– А если едет сильная дружина? – поинтересовался Гостомысл. – Как они могут увести кого-то на допрос? Кто им даст? Их просто перебьют…
– Пока не били… – ответил князь Вячерад.
– К сожалению, – добавил воевода Заяц. – Но у нас сильные дружины по ночам не ездят. У нас и днем сильных дружин не найти.
– Однако всему в этом мире когда-то обязательный конец приходит, – провозгласил неизбежное князь-посадник.
– Глашатный идет… – предупредил воевода, который так и стоял одной ногой в покое, другой в коридоре, чтобы видеть всех, кто к покою приближается.
– Бояре собрались, похоже, – предположил Вячерад. – Глашатный идет нас приглашать…
– Надо идти, если это начало большого дела, – согласился Гостомысл…
Дело, в действительности, было большим и всеобщим. Оно, во-первых, обещало свободу и независимость от грабителей-хозар целому народу мурома, который должен был осознать свое право на защиту, и научиться взаимодействовать с соседями, и несло независимость и понимание торжества справедливости целому городу Мурому. И, во-вторых, обеспечивало раннее предупреждение о нашествии для полуночных и закатных соседей муромы – меря, русов, словен с ваграми и кривичей. Но, как часто случается, большое дело начиналось с малого. Не с боя и какой-то отчаянной решающей сечи, не с воинского подвига. В данном случае просто требовалось провести во время торжественного ужина правильный разговор, сказать правильные слова. Причем, разговор этот должен был быть не прямым, то есть, слова не должны были быть обращены к хозарам или к тем, кто хозарам прислуживает. Иначе этим словам могли бы просто не поверить. Слова должны быть случайными, слегка загадочными, дающими возможность разыграться воображению. Такому поверят. И донесениям соглядателей, причем, не одного соглядателя, а нескольких, хан Полей поверит. А хану, в свою очередь, поверят те, кто послал его сюда, те, к кому он обязан будет срочно отослать гонцов. То есть, выполнить ту работу, во многом, ради которой он здесь и сидел.
И все прошло предельно гладко. Воевода Заяц при этом правильно расставил своих людей, которые перехватили боярских гонцов в терем хана Полея уже на обратном пути, когда они грязное боярское дело сделали. Тихо перехватили. Просто, без разговоров, подходили городские стражники, которые обязаны были в такое время к каждому прохожему подойти, и задать вопрос. Но стражники вопрос не задавали. Просто били человека сзади по затылку, перебрасывали поперек крупа коня, и отвозили к воеводе на конюшню, где почти вежливо просили объяснить, кто из бояр и с каким поручением посылал своих людей к хозарам. С кем-то пришлось про вежливость подзабыть, но настолько верных боярам людей, что готовы были язык себе откусить, но ничего не сказать, не нашлось. Потом похожая недобрая та самая участь постигала и нескольких бояр, покидавших княжеский званый по случаю приезда гостей ужин.

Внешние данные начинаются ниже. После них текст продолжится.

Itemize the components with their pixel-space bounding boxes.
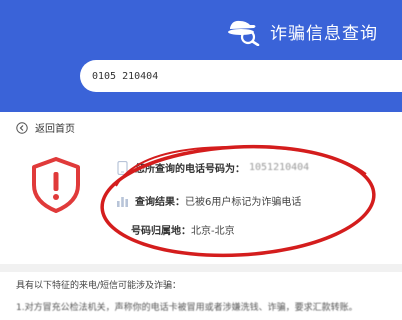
back-arrow-icon bbox=[16, 121, 28, 134]
result-card: 您所查询的电话号码为： 1051210404 查询结果： 已被6用户标记为诈骗电… bbox=[0, 138, 402, 263]
page-title: 诈骗信息查询 bbox=[270, 23, 378, 44]
notes-item: 1.对方冒充公检法机关，声称你的电话卡被冒用或者涉嫌洗钱、诈骗，要求汇款转账。 bbox=[16, 303, 358, 313]
detective-magnifier-icon bbox=[228, 20, 260, 46]
section-divider bbox=[0, 264, 402, 272]
search-box[interactable] bbox=[80, 60, 402, 92]
app-header: 诈骗信息查询 bbox=[0, 0, 402, 112]
search-input[interactable] bbox=[92, 66, 382, 86]
back-home-label: 返回首页 bbox=[35, 124, 75, 135]
brand: 诈骗信息查询 bbox=[224, 16, 378, 46]
shield-warning-icon bbox=[32, 157, 80, 213]
notes-title: 具有以下特征的来电/短信可能涉及诈骗： bbox=[16, 281, 182, 291]
highlight-ellipse bbox=[100, 144, 376, 258]
back-home-link[interactable]: 返回首页 bbox=[16, 120, 75, 135]
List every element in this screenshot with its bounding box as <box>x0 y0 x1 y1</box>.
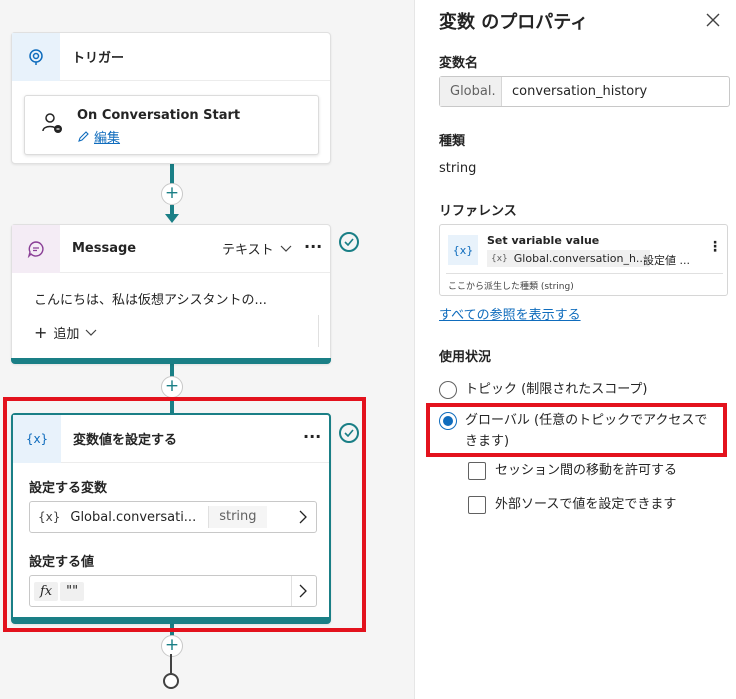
variable-name-field[interactable]: Global. conversation_history <box>439 76 730 107</box>
reference-card[interactable]: {x} Set variable value {x} Global.conver… <box>439 224 728 296</box>
checkbox-session-label: セッション間の移動を許可する <box>495 463 678 478</box>
radio-topic-label: トピック (制限されたスコープ) <box>465 382 648 397</box>
trigger-card[interactable]: On Conversation Start 編集 <box>24 95 319 155</box>
panel-title: 変数 のプロパティ <box>439 12 589 33</box>
checkbox-allow-session-transfer[interactable] <box>468 462 486 480</box>
add-message-button[interactable]: + 追加 <box>34 323 97 342</box>
trigger-title: トリガー <box>72 51 125 66</box>
add-node-button[interactable]: + <box>161 635 183 657</box>
type-value: string <box>439 161 477 176</box>
more-options-icon[interactable]: ⋮ <box>708 239 722 255</box>
reference-footer: ここから派生した種類 (string) <box>448 282 574 292</box>
reference-label: リファレンス <box>439 204 517 219</box>
reference-action: 設定値 ... <box>643 254 690 267</box>
authoring-canvas: + + + トリガー On Conversation Start 編集 Mess… <box>0 0 414 699</box>
name-value[interactable]: conversation_history <box>502 77 729 106</box>
add-label: 追加 <box>53 327 80 342</box>
plus-icon: + <box>34 323 48 342</box>
trigger-card-title: On Conversation Start <box>77 108 241 123</box>
add-node-button[interactable]: + <box>161 376 183 398</box>
trigger-node[interactable]: トリガー On Conversation Start 編集 <box>11 32 331 164</box>
radio-topic-scope[interactable] <box>439 381 457 399</box>
arrow-down-icon <box>165 214 179 223</box>
connector-line <box>170 654 172 674</box>
variable-icon: {x} <box>448 235 478 265</box>
properties-panel: 変数 のプロパティ 変数名 Global. conversation_histo… <box>414 0 736 699</box>
highlight-box <box>3 397 366 632</box>
divider <box>446 273 723 274</box>
checkbox-external-label: 外部ソースで値を設定できます <box>495 497 677 512</box>
close-icon[interactable] <box>705 12 721 28</box>
message-type-dropdown[interactable]: テキスト <box>222 239 292 258</box>
check-icon <box>339 232 359 252</box>
message-node[interactable]: Message テキスト ··· こんにちは、私は仮想アシスタントの... + … <box>11 224 331 364</box>
end-node <box>163 673 179 689</box>
highlight-box <box>426 403 727 457</box>
reference-variable-name: Global.conversation_h... <box>513 252 647 265</box>
type-label: 種類 <box>439 134 466 149</box>
node-accent-bar <box>11 358 331 364</box>
edit-trigger-link[interactable]: 編集 <box>77 127 120 146</box>
chat-bubble-icon <box>12 224 60 273</box>
variable-icon: {x} <box>491 253 508 264</box>
message-type-label: テキスト <box>222 243 274 258</box>
trigger-icon <box>12 32 60 81</box>
checkbox-external-source[interactable] <box>468 496 486 514</box>
message-text[interactable]: こんにちは、私は仮想アシスタントの... <box>34 289 267 308</box>
reference-title: Set variable value <box>487 234 600 247</box>
chevron-down-icon <box>85 329 97 336</box>
reference-variable-chip: {x} Global.conversation_h... <box>487 250 651 267</box>
person-icon <box>41 112 63 138</box>
divider <box>318 315 319 347</box>
message-title: Message <box>72 241 137 256</box>
variable-name-label: 変数名 <box>439 56 479 71</box>
edit-label: 編集 <box>94 131 121 146</box>
name-prefix: Global. <box>440 77 502 106</box>
add-node-button[interactable]: + <box>161 183 183 205</box>
pencil-icon <box>78 131 89 142</box>
more-options-icon[interactable]: ··· <box>304 237 322 256</box>
show-all-references-link[interactable]: すべての参照を表示する <box>439 304 581 323</box>
chevron-down-icon <box>280 245 292 252</box>
usage-label: 使用状況 <box>439 350 492 365</box>
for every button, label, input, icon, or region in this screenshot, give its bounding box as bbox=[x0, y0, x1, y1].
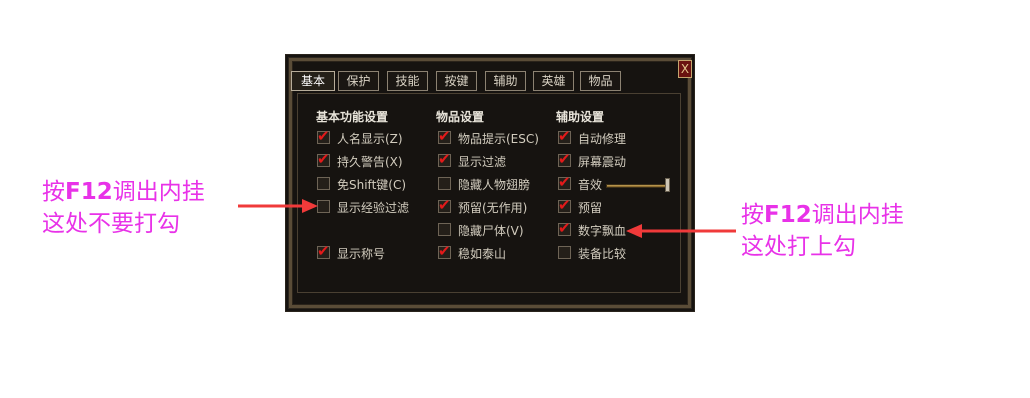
right-arrow-icon bbox=[626, 224, 736, 238]
left-arrow-icon bbox=[238, 199, 318, 213]
annotation-arrows bbox=[238, 199, 736, 238]
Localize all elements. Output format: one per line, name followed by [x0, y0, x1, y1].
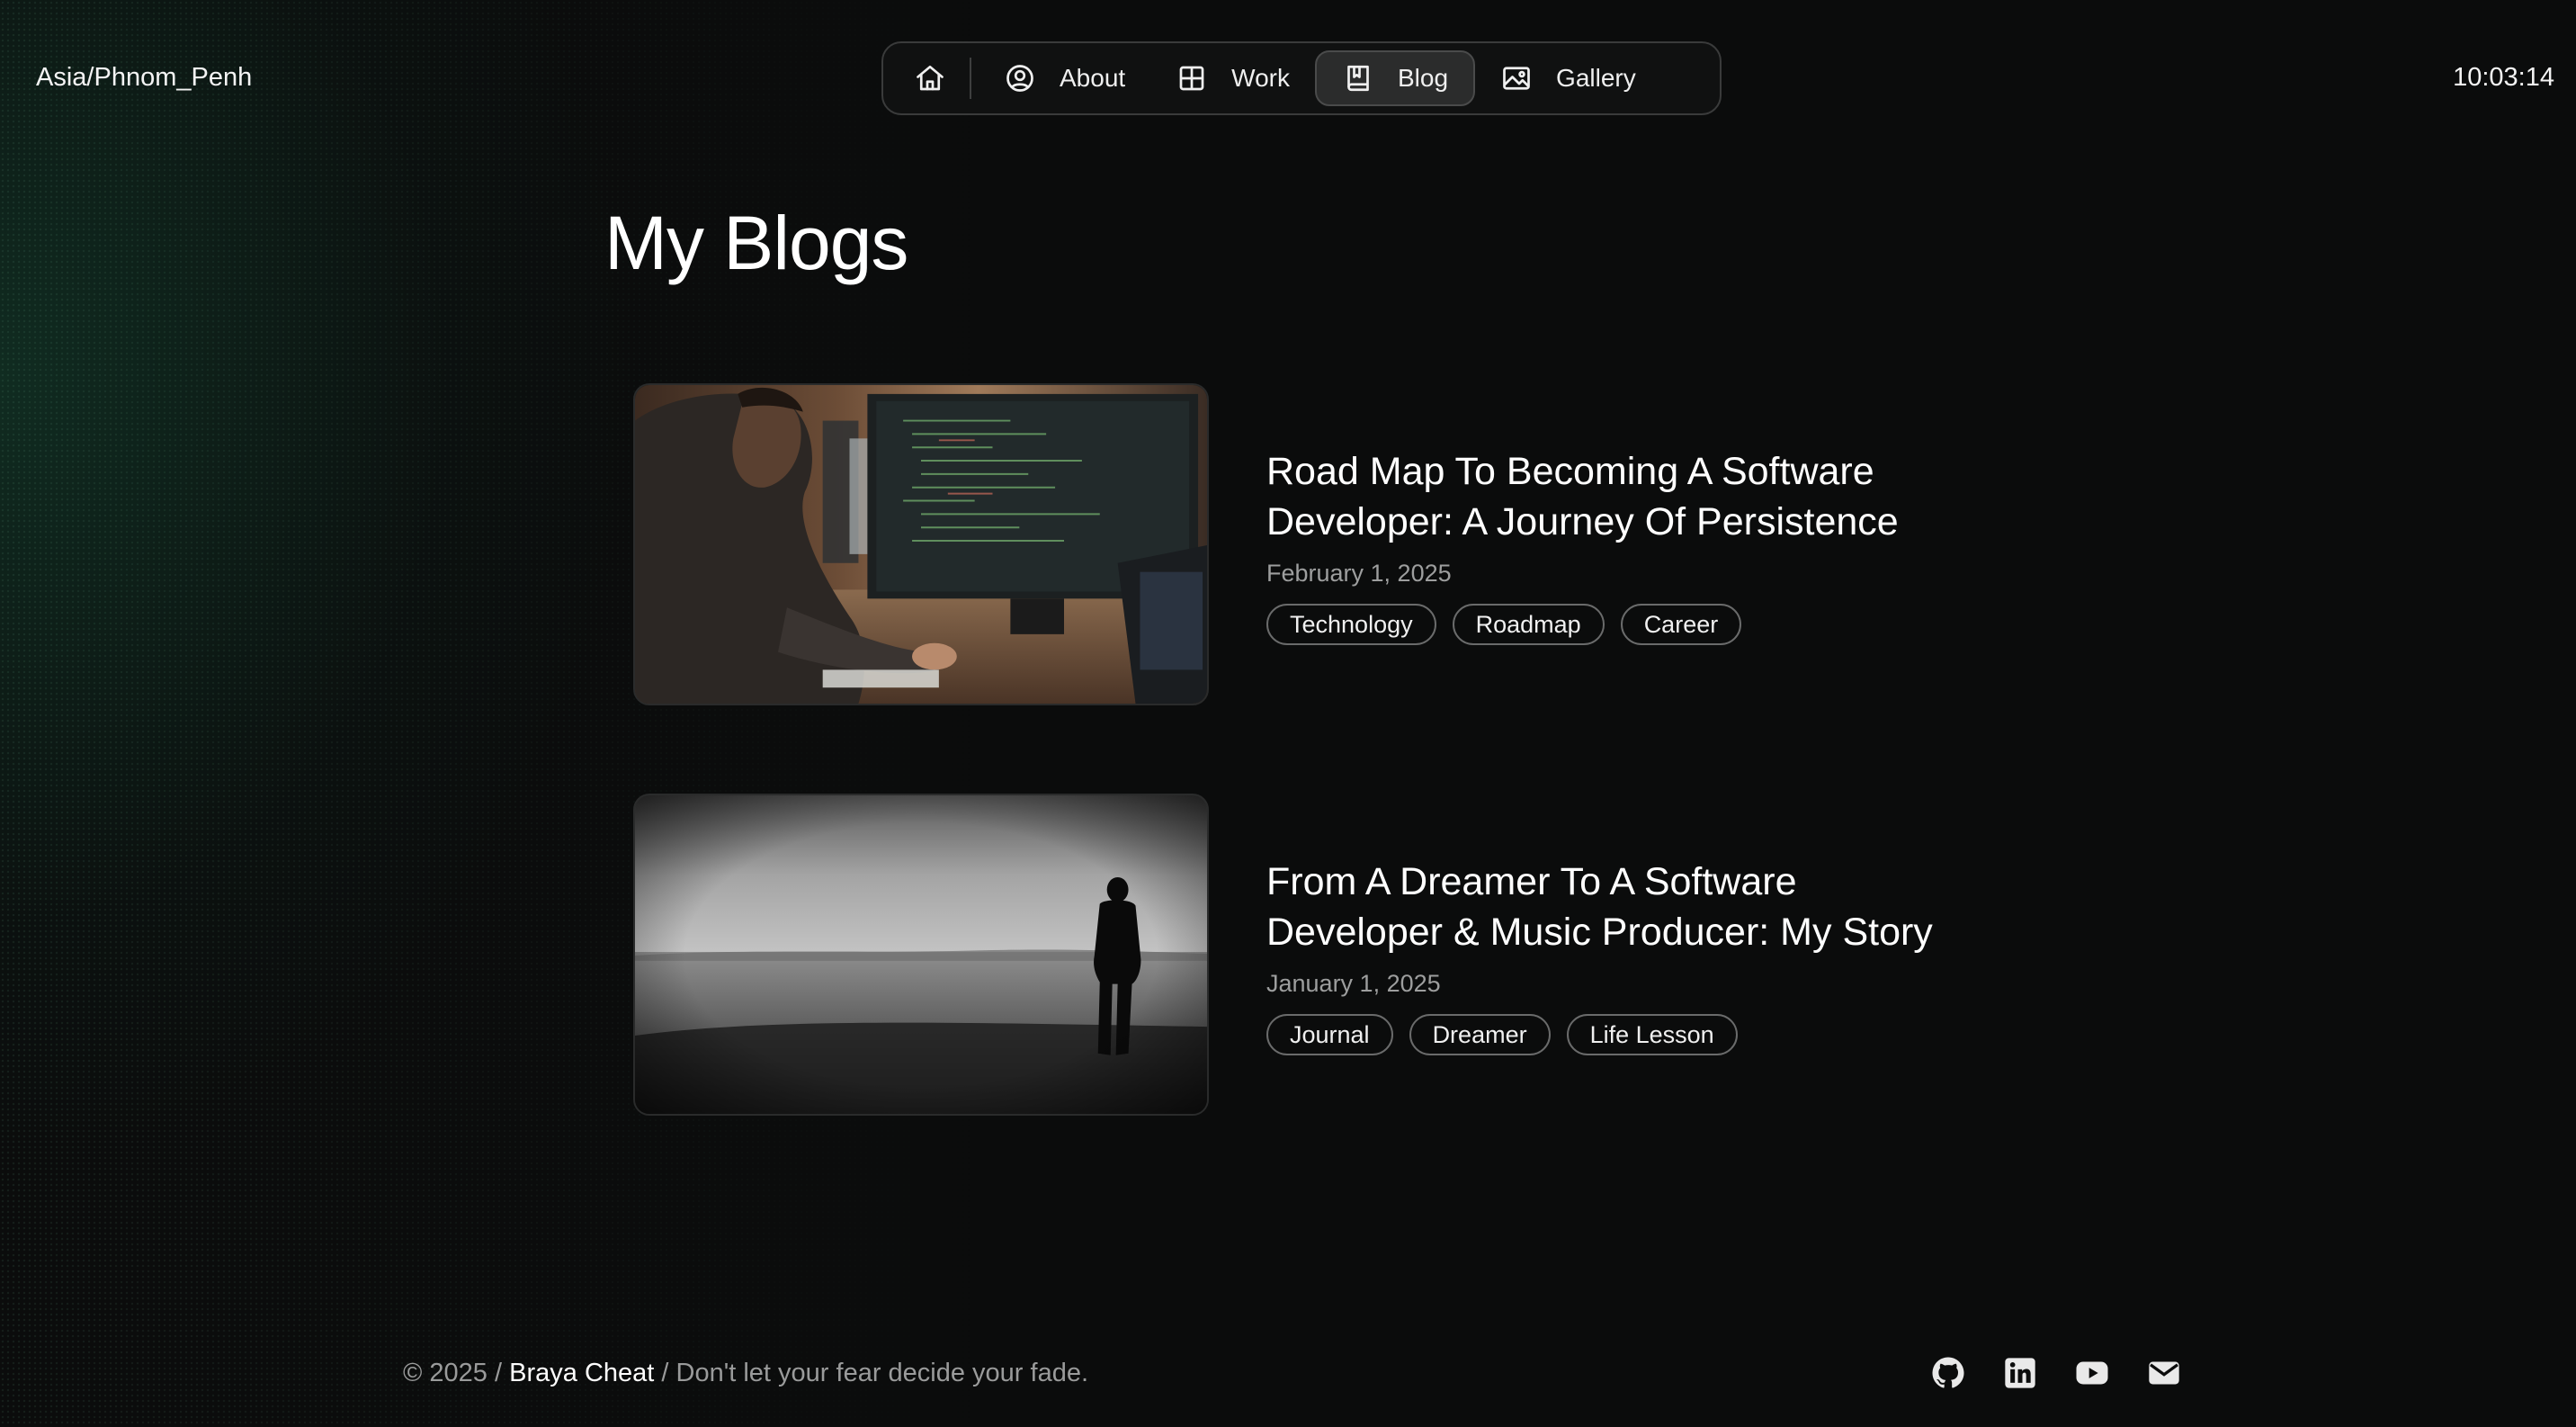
clock: 10:03:14 [2453, 63, 2554, 92]
post-thumbnail-developer-at-computer[interactable] [633, 383, 1209, 705]
post-title[interactable]: Road Map To Becoming A Software Develope… [1266, 446, 1986, 547]
nav-divider [970, 58, 971, 99]
tag-career[interactable]: Career [1620, 604, 1742, 645]
post-thumbnail-person-at-shore[interactable] [633, 794, 1209, 1116]
blog-post-card[interactable]: From A Dreamer To A Software Developer &… [633, 794, 1982, 1117]
footer-copyright: © 2025 / [403, 1359, 510, 1387]
blog-post-card[interactable]: Road Map To Becoming A Software Develope… [633, 383, 1982, 707]
nav-item-about[interactable]: About [979, 50, 1150, 106]
post-text: Road Map To Becoming A Software Develope… [1266, 446, 1986, 645]
footer-tagline: / Don't let your fear decide your fade. [654, 1359, 1089, 1387]
post-date: February 1, 2025 [1266, 560, 1452, 587]
post-title-line: Developer: A Journey Of Persistence [1266, 500, 1899, 543]
post-tags: Technology Roadmap Career [1266, 604, 1986, 645]
linkedin-link[interactable] [2002, 1355, 2038, 1391]
footer-text: © 2025 / Braya Cheat / Don't let your fe… [403, 1359, 1088, 1388]
nav-item-label: About [1060, 64, 1126, 92]
post-title[interactable]: From A Dreamer To A Software Developer &… [1266, 857, 1986, 957]
nav-item-label: Work [1231, 64, 1290, 92]
post-title-line: Road Map To Becoming A Software [1266, 450, 1874, 493]
tag-dreamer[interactable]: Dreamer [1409, 1014, 1551, 1055]
youtube-icon [2076, 1361, 2108, 1385]
tag-technology[interactable]: Technology [1266, 604, 1436, 645]
page-title: My Blogs [604, 201, 908, 285]
post-text: From A Dreamer To A Software Developer &… [1266, 857, 1986, 1055]
nav-item-label: Blog [1398, 64, 1449, 92]
nav-item-blog[interactable]: Blog [1315, 50, 1476, 106]
github-icon [1932, 1357, 1964, 1388]
nav-item-work[interactable]: Work [1150, 50, 1315, 106]
post-thumbnail-image [635, 385, 1207, 704]
user-circle-icon [1006, 65, 1033, 92]
linkedin-icon [2005, 1358, 2035, 1388]
email-icon [2149, 1361, 2179, 1385]
tag-journal[interactable]: Journal [1266, 1014, 1393, 1055]
nav-item-gallery[interactable]: Gallery [1475, 50, 1661, 106]
tag-life-lesson[interactable]: Life Lesson [1566, 1014, 1738, 1055]
nav-home-button[interactable] [892, 50, 970, 106]
image-icon [1503, 67, 1530, 90]
social-links [1930, 1355, 2182, 1391]
email-link[interactable] [2146, 1355, 2182, 1391]
post-date: January 1, 2025 [1266, 970, 1441, 997]
book-icon [1347, 65, 1369, 92]
post-title-line: From A Dreamer To A Software [1266, 860, 1797, 903]
github-link[interactable] [1930, 1355, 1966, 1391]
timezone-label: Asia/Phnom_Penh [36, 63, 253, 92]
grid-icon [1179, 66, 1204, 91]
home-icon [917, 65, 944, 91]
post-thumbnail-image [635, 795, 1207, 1114]
footer-author-name: Braya Cheat [509, 1359, 655, 1387]
nav-item-label: Gallery [1556, 64, 1636, 92]
page: Asia/Phnom_Penh 10:03:14 About Work Blog… [0, 0, 2576, 1427]
tag-roadmap[interactable]: Roadmap [1452, 604, 1605, 645]
top-navigation: About Work Blog Gallery [881, 41, 1722, 115]
post-title-line: Developer & Music Producer: My Story [1266, 911, 1933, 954]
post-tags: Journal Dreamer Life Lesson [1266, 1014, 1986, 1055]
youtube-link[interactable] [2074, 1355, 2110, 1391]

Шестеро бояр выходили из столовой во время самого ужина, шептались со своими людьми, что было сразу же отмечено заранее предупрежденной стражей. Эти бояре послали семерых посыльных, не подозревая, что дают последнее приказание своим людям в этой жизни. До утра этим шестерым приготовили глубокие, холодные и сырые погреба. Наутро их ждала виселица. А нищая, стараниями хозар, княжеская казна после таких мер получала средства даже для ремонта стен достаточные, поскольку дома и имущество предателей традиционно становились собственностью князя. Законной собственностью. Естественно, и боярская дружина переходила на службу в княжескую дружину, за одну только ночь больше, чем вдвое увеличив численность воев. Правда, воевода Заяц смотр новым дружинам обещал дать только утром после рассвета. Ночью он был занят более серьезным делом. Повел вместе с сотниками привратной и городской стражи дружину новгородцев к терему хана Полея. Вся дружина сразу выезжать в пределы видимости караульных не стала, чтобы не поднять в хозарском стане тревогу. Действовать решили аккуратно и, по возможности, тихо. И при этом стремительно, как умели это делать стрельцы сотни Русалко и конники полусотни Военега. Основные силы сотни стрельцов остались за углом, на улице, которая не просматривалась от ворот двора терема хана Полея[64]
в том числе, и потому, что она находилась по другую сторону холма, из которых весь город и состоял. Вместе со стрельцами остались и основные силы пяти десятков конницы сотника Бобрыни, усиленные таким же количеством воев княжеской дружины Мурома. На всем пути от них до двора хана были сняты рогатки. Стояли молча, как в засаде, и даже хорошо обученные лошади не ржали. Но при этом вся дружина готова была по команде погнать коней вскачь, и за короткое мгновение оказаться на нужном месте.